Book Review of The Book of Tiny Prayer: Daily Meditations from the Plague Year

By Micah Bucey

Foreword by Pádraig Ó Tuama

Fordham University Press (2021) Use code GIFT2021 at checkout for a 30% discount!

Book Review by Nancy Hastings Sehested

Micah Bucey raced through the streets of New York City looking for a bank that was open. It was the afternoon of March 24, 2020 and the city was shutting down with swift notice as the pandemic spread. Micah was determined to pay one more bond to help one more immigrant friend with release before everything closed. While on his search, his phone screen popped up with the news that playwright Terrence McNally had died from complications from the coronavirus. Struck with the loss of this hero, Micah immediately typed a 23-word tribute that he titled “Today’s Tiny Prayer (for Terrence McNally).” He added an amen and posted it. The next day he posted a prayer for healthcare workers. It started out in that unexpected way, one daily posting after another, until the practice took hold. Responses from readers encouraged him to keep on. Meditations from the year of the plague were born.  

Scrunched into the tiny place called quarantine, Micah discovered a large territory to roam in his own heart. While some of us felt like our interior language was stuck on mute, he found words that fit into the small spaces between breaths and shared them. He paid attention to our agonies, our confusions, our griefs, our angers, our fears, our weariness, and our longings. Seeing us kneeling at the vast abyss of our jumbled-up feelings, Micah became our pastor. His prayers were a merciful hand on our shoulder, touching our sorrows, tendering our troubles. For those who are grieving he prayed “…reject any calls to move through this more quickly.” 

Many of us moved slowly through the year anchored in those prayers. Micah, minister of Judson Memorial Church in Greenwich Village, called us into the sanctuary of our souls, to see the best of divine strength within us in the worst of times. He invited us to look around and see that we were not alone. There were others, many others longing for a release and a confirmation of the cries emerging from the disasters. Educators, postal workers, elected officials, journalists, parents, children, graduates, elders, transit workers and faith leaders were remembered, along with “bubbles on the ballot.” There were entire communities overcome by trauma and standing in the need of prayer for justice and mercy: the Navajo Nation, Black communities, Indigenous peoples, LGBTQI people. The suffering from the fires in California, the explosion in Lebanon, the winter storms in Texas… all these and more were brought into our collective laments. His small prayers invited us to the communal wailing wall, mourning our particular heartaches yet revealing our interconnecting hopes as one human family. He grounded us in gratitude and a sense of a holy presence that does not forsake us. He drew the circle large enough to draw us all into the Mystery. 

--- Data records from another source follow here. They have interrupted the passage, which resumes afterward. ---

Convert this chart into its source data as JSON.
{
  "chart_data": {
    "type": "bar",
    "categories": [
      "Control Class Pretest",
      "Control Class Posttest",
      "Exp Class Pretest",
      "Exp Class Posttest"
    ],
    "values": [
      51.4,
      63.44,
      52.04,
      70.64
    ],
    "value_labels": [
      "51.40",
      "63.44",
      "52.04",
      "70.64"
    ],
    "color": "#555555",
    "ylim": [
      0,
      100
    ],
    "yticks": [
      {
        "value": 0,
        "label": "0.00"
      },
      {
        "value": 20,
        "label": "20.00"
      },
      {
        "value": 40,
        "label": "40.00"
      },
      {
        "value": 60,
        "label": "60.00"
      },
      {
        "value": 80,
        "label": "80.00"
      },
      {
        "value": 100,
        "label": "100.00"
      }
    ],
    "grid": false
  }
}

On Christmas Eve of 2020, before the vaccines were available, Micah was diagnosed with Covid-19. His own illness shaped his prayers with a renewed depth and urgency. In the prayer for “those who woke up already exhausted” he offered “…may you forgive yourself for being human, and may you do something that we humans should really be very good at, though we most often will ourselves to forget: Rest.” Even when he acknowledged those of us who don’t know where to begin to pray, he gave us an avenue through an expansive gratitude, connecting us “to a steady stream of goodness and good-enough-ness, even in the midst of present pain.” 

Perhaps tiny words are best to describe this book. Beautiful. Honest. Raw. Courageous. Tender. Tough. Transforming. Holy. Through a tiny aperture of the tiny word “may,” Micah slipped us into the land of our hearts exposed to the untamed feelings of the first pandemic year. “May you stop..” “May you refuse…” “May you remember…” “May you marvel…” “May you gather…” “May you observe…” From this tiny touch in a year of bombarding tragedies, we were fortified against despair. We leaned into hope together. We were opened to the possibility of change in us and around us. The book takes us on the journey of that unforgettable year, but the prayers will keep us on the journey every year to being more fully alive, honest, compassionate, just, encouraged, graced.

Rev. Nancy Hastings Sehested recently retired as Co-pastor of Circle of Mercy, a Baptist and UCC church in Asheville, North Carolina. After serving for thirteen years as a prison chaplain, she authored Marked for Life, which chronicles the misery and miracles she witnessed in the lives of those impacted by our country’s mass incarceration system. Rev. Hastings Sehested is a graduate of the City College of New York and of Union Theological Seminary. The mother of two daughters, she lives in Asheville with her husband Rev. Ken Sehested.